Due to a substantial increase in individuals attempting to enter the United Kingdom (U.K.) unlawfully via small boats, which is inherently dangerous, and concerns over gangs having an incentive to smuggle people into the country, the U.K. government introduced the Illegal Migration Bill in the House of Commons on March 7, 2023. The bill is currently under consideration in the House of Lords. The government has stated that the purpose of the bill is to “make it unambiguously clear that, if you enter the UK illegally, you should not be able to remain here. Instead, you will be detained and promptly removed either to your home country or to a safe country where any asylum claim will be considered.” Under the current provisions of the bill, individuals entering the U.K. without lawful permission would be detained and removed to their home country, or if it is not safe for them to be removed there, to a safe third country, such as Rwanda, and applications for asylum would be considered from these countries. The inclusion of removal to a safe third country has been included in the bill despite this procedure currently being under consideration by the courts.
If enacted, the bill would place a duty on the secretary of state to remove individuals who enter the U.K. without lawful permission from the country as soon as is reasonably practicable. This would not require the secretary of state to remove unaccompanied minors until they are 18 years old, but he would have the power to do so. The bill would provide that any asylum or human rights claims from individuals who entered the U.K. illegally would be declared inadmissible, as would people who traveled through safe third countries. They would not be permitted to settle in the U.K. and, once removed, would not be allowed to reenter.
The bill would add Albania, Iceland, Liechtenstein, Norway, and Switzerland to the list of countries designated as “safe in law,” whose inhabitants are not at risk of persecution and thus do not need U.K. protection. The government’s intention behind the bill is to ensure that individuals in need of asylum will enter through legal routes and avoid dangerous crossings and human trafficking, and has stated it intends to create more of these routes. The bill would also include an annual cap on the number of people who may claim asylum in the U.K., although this could be amended “in the face of humanitarian emergencies.”

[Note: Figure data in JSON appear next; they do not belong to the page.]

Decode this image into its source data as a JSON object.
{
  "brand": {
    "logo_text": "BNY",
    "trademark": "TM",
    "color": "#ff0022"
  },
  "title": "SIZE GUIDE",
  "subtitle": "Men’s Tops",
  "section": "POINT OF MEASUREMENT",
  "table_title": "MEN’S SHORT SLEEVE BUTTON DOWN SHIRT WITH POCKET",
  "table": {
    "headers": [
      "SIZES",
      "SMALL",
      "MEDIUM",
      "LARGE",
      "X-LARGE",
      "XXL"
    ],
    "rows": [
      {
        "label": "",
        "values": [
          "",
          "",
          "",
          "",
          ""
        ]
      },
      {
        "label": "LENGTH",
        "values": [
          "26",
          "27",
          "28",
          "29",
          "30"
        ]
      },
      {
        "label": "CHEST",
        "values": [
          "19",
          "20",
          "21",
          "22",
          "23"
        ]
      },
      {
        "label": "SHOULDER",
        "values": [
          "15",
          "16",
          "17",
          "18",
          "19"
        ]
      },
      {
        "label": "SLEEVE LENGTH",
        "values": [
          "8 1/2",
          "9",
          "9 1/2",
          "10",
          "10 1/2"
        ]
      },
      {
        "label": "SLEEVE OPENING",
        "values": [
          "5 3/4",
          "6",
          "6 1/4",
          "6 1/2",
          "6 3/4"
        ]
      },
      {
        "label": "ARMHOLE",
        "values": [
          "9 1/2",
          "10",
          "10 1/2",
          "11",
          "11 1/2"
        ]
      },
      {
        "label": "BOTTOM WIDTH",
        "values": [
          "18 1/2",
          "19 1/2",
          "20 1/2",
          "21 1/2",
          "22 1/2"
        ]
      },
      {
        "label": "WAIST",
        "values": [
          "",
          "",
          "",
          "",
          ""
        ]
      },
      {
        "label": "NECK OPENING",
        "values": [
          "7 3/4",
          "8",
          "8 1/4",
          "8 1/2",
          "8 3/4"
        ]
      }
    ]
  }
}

The bill has been subject to considerable criticism from human rights groups, which have described it as a ban on asylum and state it breaches a number of the U.K.’s international obligations. The bill itself includes a statement from a government minister who notes, “I am unable to make a statement that, in my view, the provisions of the Illegal Migration Bill are compatible with the Convention rights, but the Government nevertheless wishes the House to proceed with the Bill.”